Interactive diabetes case 8: Discordant values for A1C and home blood glucose values
- Lloyd Axelrod, MD
Lloyd Axelrod, MD
- Associate Professor of Medicine
- Harvard Medical School
A 49-year-old, African-American man, a computer engineer, seeks a second opinion because his clinician tells him that his diabetes is uncontrolled, but the patient is sure that it is well controlled. Five years ago, he developed polyuria, polydipsia, nocturia, and lost 23 lbs over a four-month period. A random blood glucose level was 277 mg/dL (15.3 mmol/L). The glycated hemoglobin (A1C) was 10.8 percent. The patient was treated with medical nutrition therapy and metformin 1000 mg twice a day with meals.

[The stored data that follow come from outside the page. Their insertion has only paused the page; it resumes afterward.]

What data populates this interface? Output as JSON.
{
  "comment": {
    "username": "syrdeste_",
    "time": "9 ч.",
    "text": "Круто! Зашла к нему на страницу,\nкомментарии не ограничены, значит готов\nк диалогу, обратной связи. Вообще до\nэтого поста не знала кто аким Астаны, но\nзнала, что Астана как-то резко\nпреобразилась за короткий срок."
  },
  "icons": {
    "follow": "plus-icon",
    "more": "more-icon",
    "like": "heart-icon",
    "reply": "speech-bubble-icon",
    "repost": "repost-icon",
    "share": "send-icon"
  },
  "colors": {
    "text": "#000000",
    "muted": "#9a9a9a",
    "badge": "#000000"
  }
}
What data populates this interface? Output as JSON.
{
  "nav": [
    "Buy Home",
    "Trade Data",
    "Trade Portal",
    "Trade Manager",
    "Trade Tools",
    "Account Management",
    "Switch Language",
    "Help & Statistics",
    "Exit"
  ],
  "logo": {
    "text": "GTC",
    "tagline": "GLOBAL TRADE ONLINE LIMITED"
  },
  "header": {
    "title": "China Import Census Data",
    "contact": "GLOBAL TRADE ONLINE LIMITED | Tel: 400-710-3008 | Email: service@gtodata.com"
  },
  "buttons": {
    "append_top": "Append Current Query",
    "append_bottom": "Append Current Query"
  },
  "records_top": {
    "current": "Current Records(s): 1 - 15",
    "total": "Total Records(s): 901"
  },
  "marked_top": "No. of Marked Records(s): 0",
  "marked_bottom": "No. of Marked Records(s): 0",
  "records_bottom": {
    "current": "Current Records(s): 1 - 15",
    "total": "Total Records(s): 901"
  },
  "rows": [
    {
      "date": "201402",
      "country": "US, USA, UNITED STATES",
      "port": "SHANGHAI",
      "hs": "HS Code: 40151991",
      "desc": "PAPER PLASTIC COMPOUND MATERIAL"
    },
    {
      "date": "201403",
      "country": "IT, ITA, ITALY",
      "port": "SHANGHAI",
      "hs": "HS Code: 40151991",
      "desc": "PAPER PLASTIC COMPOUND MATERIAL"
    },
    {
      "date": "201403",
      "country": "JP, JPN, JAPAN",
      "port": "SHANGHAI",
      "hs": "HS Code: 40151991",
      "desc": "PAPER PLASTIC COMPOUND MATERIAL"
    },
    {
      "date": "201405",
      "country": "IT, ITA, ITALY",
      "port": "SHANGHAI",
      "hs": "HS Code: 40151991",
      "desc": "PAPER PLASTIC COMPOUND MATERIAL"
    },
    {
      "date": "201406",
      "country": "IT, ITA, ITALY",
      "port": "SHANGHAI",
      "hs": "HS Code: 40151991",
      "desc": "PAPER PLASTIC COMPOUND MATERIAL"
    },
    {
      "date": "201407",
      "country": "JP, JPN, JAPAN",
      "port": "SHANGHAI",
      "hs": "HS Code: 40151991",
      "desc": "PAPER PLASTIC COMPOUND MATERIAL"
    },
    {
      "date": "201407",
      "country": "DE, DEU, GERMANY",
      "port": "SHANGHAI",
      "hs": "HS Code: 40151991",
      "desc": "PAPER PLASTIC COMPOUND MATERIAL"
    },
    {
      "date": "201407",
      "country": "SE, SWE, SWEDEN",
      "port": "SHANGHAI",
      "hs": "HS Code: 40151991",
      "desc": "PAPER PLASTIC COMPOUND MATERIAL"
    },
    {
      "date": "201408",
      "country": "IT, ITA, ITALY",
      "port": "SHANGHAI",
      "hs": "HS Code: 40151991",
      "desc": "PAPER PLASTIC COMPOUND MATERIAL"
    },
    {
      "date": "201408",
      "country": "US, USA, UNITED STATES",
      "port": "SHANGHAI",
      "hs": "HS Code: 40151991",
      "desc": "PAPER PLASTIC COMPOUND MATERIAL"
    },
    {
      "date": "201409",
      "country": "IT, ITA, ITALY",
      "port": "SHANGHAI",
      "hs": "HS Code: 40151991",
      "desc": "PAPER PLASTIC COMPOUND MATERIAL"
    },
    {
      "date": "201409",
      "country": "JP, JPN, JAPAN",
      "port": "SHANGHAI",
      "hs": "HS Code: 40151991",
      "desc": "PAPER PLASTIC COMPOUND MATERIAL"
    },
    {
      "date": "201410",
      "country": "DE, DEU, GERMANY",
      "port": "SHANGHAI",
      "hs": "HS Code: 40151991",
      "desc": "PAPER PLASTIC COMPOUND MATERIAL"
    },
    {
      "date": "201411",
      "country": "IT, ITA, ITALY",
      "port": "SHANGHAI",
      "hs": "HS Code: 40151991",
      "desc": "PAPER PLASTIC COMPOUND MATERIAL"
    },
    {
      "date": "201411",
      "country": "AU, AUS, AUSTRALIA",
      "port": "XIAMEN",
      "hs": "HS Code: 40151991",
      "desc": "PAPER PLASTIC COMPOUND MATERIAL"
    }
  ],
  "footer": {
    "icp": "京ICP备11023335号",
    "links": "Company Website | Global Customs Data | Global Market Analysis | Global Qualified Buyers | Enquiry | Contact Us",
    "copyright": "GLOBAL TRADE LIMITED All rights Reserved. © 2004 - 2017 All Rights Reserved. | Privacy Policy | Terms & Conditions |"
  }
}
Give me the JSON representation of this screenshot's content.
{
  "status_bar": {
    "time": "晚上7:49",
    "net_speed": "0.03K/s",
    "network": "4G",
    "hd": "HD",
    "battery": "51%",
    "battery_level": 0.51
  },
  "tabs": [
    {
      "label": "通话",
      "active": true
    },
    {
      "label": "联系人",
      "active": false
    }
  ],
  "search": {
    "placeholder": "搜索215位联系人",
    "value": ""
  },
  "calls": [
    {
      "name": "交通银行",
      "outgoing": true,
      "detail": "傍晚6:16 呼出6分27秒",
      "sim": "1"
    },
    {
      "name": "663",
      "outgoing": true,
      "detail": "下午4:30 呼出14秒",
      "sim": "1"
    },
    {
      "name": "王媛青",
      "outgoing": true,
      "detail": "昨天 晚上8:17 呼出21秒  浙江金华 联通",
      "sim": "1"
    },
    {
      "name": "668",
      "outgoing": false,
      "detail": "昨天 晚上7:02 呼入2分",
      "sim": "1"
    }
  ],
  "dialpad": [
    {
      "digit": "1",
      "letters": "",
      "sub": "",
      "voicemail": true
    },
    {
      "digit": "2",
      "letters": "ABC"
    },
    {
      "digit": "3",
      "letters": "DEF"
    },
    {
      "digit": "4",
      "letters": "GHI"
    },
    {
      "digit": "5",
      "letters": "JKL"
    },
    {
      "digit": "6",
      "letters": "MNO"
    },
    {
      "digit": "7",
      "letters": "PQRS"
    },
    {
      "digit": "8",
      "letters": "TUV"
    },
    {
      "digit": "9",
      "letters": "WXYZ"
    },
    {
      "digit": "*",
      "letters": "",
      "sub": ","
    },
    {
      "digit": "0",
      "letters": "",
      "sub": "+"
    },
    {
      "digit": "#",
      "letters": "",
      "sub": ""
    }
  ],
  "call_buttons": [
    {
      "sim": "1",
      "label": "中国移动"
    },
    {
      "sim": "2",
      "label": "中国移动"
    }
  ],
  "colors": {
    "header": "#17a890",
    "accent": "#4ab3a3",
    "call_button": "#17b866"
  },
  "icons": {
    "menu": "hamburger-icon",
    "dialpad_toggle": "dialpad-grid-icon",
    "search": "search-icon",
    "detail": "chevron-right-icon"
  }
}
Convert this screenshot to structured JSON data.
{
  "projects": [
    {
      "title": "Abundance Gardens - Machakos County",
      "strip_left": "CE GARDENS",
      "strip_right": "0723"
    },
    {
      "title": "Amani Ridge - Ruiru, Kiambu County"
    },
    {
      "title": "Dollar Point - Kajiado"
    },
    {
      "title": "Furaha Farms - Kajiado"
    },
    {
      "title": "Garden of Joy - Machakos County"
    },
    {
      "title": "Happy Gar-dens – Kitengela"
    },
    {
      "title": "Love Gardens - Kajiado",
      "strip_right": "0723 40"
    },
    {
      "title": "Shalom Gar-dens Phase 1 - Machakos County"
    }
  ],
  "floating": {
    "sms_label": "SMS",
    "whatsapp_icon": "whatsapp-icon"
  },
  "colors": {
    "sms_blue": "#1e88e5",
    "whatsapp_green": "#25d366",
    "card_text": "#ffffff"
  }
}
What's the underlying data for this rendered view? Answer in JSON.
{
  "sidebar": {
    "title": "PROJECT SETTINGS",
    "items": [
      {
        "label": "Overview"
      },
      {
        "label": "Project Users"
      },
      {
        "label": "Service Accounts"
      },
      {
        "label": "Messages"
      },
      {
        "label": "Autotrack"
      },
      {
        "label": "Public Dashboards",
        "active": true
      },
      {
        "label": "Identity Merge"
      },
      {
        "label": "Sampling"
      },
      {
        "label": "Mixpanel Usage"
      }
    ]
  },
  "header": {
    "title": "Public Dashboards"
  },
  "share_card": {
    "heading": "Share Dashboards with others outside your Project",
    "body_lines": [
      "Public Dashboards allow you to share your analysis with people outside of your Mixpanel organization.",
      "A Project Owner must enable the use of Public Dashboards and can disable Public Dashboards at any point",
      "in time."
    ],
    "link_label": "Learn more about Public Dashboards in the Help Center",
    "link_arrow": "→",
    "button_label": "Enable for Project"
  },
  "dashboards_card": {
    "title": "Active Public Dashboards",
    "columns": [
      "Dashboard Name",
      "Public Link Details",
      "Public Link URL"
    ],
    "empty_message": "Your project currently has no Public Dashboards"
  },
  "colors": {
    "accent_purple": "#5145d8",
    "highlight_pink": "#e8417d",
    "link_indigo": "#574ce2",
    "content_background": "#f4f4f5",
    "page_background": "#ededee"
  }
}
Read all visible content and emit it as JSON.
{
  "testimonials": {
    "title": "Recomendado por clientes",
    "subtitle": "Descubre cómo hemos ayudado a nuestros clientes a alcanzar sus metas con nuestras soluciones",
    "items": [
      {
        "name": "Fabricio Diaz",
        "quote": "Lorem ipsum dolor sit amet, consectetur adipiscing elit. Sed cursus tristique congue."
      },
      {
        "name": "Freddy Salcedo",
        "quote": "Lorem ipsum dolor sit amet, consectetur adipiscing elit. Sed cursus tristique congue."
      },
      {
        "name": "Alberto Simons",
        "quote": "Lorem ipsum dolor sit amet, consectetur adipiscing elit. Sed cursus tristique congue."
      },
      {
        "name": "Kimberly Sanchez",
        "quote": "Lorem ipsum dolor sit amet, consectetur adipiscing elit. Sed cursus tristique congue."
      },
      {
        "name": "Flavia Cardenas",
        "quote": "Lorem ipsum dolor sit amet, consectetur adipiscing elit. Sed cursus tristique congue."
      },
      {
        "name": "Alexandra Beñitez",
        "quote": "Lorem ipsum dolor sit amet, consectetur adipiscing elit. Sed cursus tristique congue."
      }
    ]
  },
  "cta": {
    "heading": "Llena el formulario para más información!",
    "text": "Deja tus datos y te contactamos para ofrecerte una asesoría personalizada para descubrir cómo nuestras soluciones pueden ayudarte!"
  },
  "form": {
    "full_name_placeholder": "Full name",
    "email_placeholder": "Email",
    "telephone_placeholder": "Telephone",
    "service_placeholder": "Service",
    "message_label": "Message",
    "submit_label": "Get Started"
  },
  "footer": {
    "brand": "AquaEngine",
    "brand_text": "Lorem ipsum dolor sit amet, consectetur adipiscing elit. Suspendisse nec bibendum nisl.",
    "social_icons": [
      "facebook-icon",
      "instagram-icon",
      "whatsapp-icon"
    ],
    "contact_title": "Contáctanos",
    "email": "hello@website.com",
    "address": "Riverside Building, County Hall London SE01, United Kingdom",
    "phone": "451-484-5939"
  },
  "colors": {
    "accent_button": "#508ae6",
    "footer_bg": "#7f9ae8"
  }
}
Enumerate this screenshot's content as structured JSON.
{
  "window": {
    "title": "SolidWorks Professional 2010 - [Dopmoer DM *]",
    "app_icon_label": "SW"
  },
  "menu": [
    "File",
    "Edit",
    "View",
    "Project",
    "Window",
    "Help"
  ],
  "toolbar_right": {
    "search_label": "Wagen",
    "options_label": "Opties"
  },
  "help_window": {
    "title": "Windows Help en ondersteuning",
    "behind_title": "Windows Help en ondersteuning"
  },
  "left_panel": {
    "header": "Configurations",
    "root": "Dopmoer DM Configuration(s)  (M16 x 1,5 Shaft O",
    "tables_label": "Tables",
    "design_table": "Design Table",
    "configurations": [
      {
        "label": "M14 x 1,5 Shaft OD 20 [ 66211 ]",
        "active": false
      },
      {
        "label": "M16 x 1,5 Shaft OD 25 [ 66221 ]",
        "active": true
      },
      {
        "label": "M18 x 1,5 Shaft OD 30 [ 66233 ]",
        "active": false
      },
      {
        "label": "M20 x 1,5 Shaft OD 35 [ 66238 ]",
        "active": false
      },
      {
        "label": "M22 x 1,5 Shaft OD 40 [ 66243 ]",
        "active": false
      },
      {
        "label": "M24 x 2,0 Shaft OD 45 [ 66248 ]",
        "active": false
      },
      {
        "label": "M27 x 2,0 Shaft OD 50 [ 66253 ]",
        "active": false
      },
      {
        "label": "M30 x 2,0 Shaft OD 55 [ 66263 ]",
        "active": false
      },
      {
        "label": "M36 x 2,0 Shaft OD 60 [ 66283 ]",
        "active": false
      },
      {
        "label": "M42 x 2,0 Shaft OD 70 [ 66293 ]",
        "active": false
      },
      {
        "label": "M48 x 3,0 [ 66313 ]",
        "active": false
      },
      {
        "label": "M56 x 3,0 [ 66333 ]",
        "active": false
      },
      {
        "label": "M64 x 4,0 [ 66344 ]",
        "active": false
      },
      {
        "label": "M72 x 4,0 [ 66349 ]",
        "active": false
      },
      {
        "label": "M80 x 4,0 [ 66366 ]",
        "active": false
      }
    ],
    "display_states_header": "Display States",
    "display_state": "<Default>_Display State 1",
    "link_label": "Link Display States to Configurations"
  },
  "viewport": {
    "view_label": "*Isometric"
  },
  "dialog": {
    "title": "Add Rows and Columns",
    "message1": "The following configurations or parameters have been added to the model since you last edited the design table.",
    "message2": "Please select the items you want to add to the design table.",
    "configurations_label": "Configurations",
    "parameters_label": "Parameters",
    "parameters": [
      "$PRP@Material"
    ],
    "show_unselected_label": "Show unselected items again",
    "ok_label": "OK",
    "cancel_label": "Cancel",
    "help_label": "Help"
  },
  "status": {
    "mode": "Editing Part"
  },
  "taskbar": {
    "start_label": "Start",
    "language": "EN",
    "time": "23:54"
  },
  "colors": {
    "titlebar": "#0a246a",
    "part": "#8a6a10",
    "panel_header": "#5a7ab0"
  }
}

The patient adhered to his regimen. His symptoms resolved, and he regained 18 lbs. He states that he performs self-blood glucose monitoring once or twice a day. The fasting blood glucose values are in the 110 to 125 mg/dL (6.1 to 6.9 mmol/L) range. Values before supper are 115 to 140 mg/dL (6.3 to 7.8 mmol/L). With treatment, the A1C level improved to the 8.9 to 9.5 range; the most recent value, nine weeks ago, was 9.1 percent.
The patient developed distal sensory neuropathy six months after the diagnosis of diabetes. He complains of tenderness in the bottoms of his feet. He feels that he is "walking on nerves," that he has "no fat in his feet," and that he is "walking on bone." His symptoms are alleviated by gabapentin but are still present. He has erectile dysfunction. He also has hypertension and gastroesophageal reflux disease.
The patient's examination reveals a blood pressure of 120/70 in the right arm supine and 140/85 in the right arm upright. The heart rate is 60 regular. The weight is 207 lbs, height 5' 9", body mass index (BMI) 30.6 kg/m2. Peripheral pulses are intact in both lower extremities. Light touch is nearly absent to the knees. Vibration sense is mildly reduced at the great toes, slightly reduced at the medial malleoli, and intact at the tibial tubercles. The knee jerks and ankle jerks are absent bilaterally. In addition to metformin, the patient's medications are lisinopril 20 mg once a day, hydrochlorothiazide 25 mg once a day, gabapentin 900 mg three times a day, and aspirin 81 mg once a day.
Based on the A1C values, his clinician suspects that the glucose values at home are erroneous. The clinician is concerned that the patient already has distal sensory neuropathy and erectile dysfunction and may develop other complications. The clinician has advised the patient to add glipizide 5 mg before breakfast and supper to his regimen. The patient insists that the glucose readings at home are correct. He has already changed his meter to a different brand and reviewed his testing technique with a diabetes nurse educator.